A Causa de Deus e A Verdade - Parte I - John Gill D.D.

SEÇÃO 54 - 2 PEDRO 2:1

“E também houve entre o povo falsos profetas, como entre vós haverá também falsos doutores, que introduzirão encobertamente heresias de perdição, e negarão o Senhor que os resgatou, trazendo sobre si mesmos repentina perdição.”
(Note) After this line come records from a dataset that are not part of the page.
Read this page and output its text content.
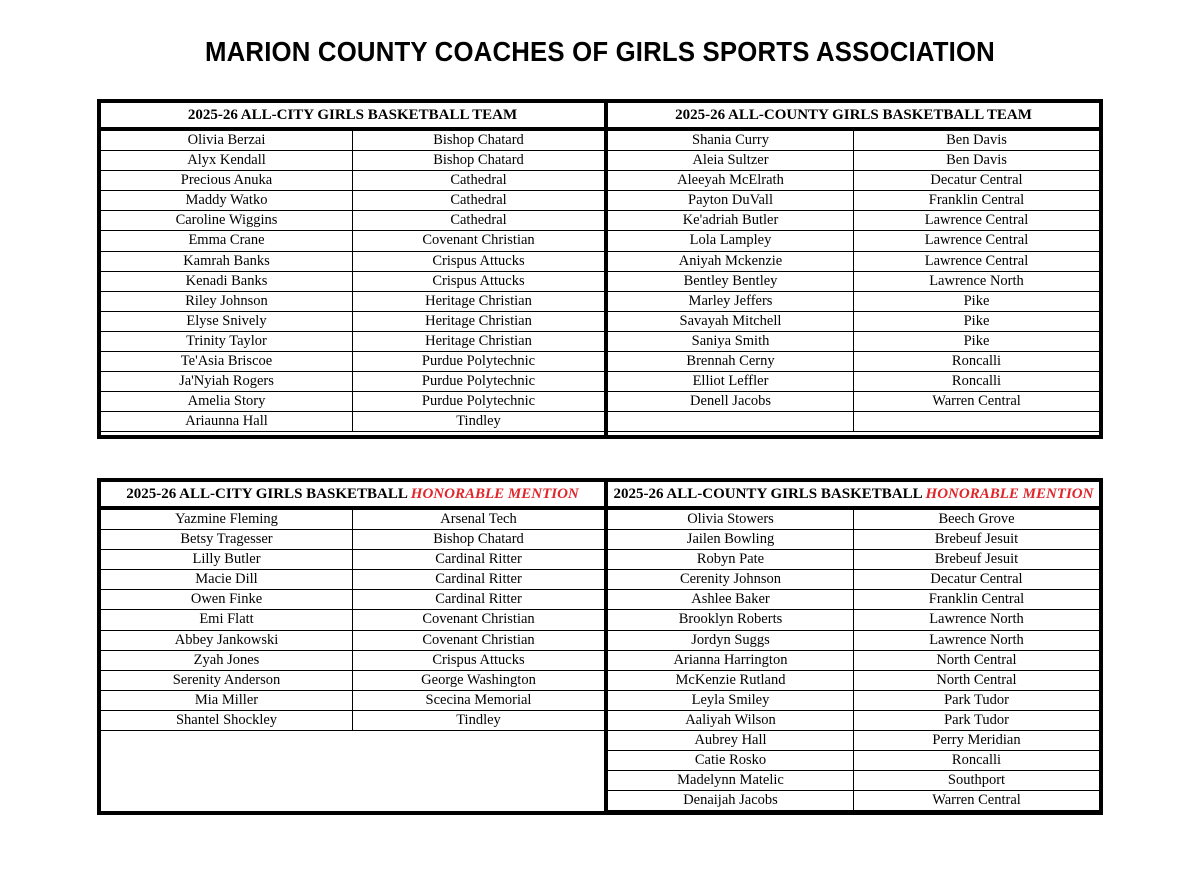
MARION COUNTY COACHES OF GIRLS SPORTS ASSOCIATION
2025-26 ALL-CITY GIRLS BASKETBALL TEAM
Olivia Berzai	Bishop Chatard
Alyx Kendall	Bishop Chatard
Precious Anuka	Cathedral
Maddy Watko	Cathedral
Caroline Wiggins	Cathedral
Emma Crane	Covenant Christian
Kamrah Banks	Crispus Attucks
Kenadi Banks	Crispus Attucks
Riley Johnson	Heritage Christian
Elyse Snively	Heritage Christian
Trinity Taylor	Heritage Christian
Te'Asia Briscoe	Purdue Polytechnic
Ja'Nyiah Rogers	Purdue Polytechnic
Amelia Story	Purdue Polytechnic
Ariaunna Hall	Tindley
2025-26 ALL-COUNTY GIRLS BASKETBALL TEAM
Shania Curry	Ben Davis
Aleia Sultzer	Ben Davis
Aleeyah McElrath	Decatur Central
Payton DuVall	Franklin Central
Ke'adriah Butler	Lawrence Central
Lola Lampley	Lawrence Central
Aniyah Mckenzie	Lawrence Central
Bentley Bentley	Lawrence North
Marley Jeffers	Pike
Savayah Mitchell	Pike
Saniya Smith	Pike
Brennah Cerny	Roncalli
Elliot Leffler	Roncalli
Denell Jacobs	Warren Central
2025-26 ALL-CITY GIRLS BASKETBALL HONORABLE MENTION
Yazmine Fleming	Arsenal Tech
Betsy Tragesser	Bishop Chatard
Lilly Butler	Cardinal Ritter
Macie Dill	Cardinal Ritter
Owen Finke	Cardinal Ritter
Emi Flatt	Covenant Christian
Abbey Jankowski	Covenant Christian
Zyah Jones	Crispus Attucks
Serenity Anderson	George Washington
Mia Miller	Scecina Memorial
Shantel Shockley	Tindley
2025-26 ALL-COUNTY GIRLS BASKETBALL HONORABLE MENTION
Olivia Stowers	Beech Grove
Jailen Bowling	Brebeuf Jesuit
Robyn Pate	Brebeuf Jesuit
Cerenity Johnson	Decatur Central
Ashlee Baker	Franklin Central
Brooklyn Roberts	Lawrence North
Jordyn Suggs	Lawrence North
Arianna Harrington	North Central
McKenzie Rutland	North Central
Leyla Smiley	Park Tudor
Aaliyah Wilson	Park Tudor
Aubrey Hall	Perry Meridian
Catie Rosko	Roncalli
Madelynn Matelic	Southport
Denaijah Jacobs	Warren Central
Essa passagem da Escritura é muitas vezes produzida como uma prova tanto da apostasia definitiva e total dos santos como da redenção universal; ou que, além daqueles que são salvos, Cristo morreu também para os que perecem. Dr. Whitby menciona as várias respostas que os diferentes homens dão a essas palavras: Um diz que Cristo comprou essas pessoas apenas para serem escravas; outro, que Ele morreu para resgatá-las das punições temporais, mas não das punições eternas; um terceiro, que Ele morreu por elas porque Ele pagou um preço suficiente por elas; um quarto, que elas negaram o Senhor a quem elas afirmavam tê-las comprado; e um quinto, que elas negaram que Ele as tinha comprado no julgamento de outros homens, isto é, outros homens foram condenados no lugar delas. Ele observa que essas respostas são tão extravagantes, que é tão fácil refutar quanto recitá-las.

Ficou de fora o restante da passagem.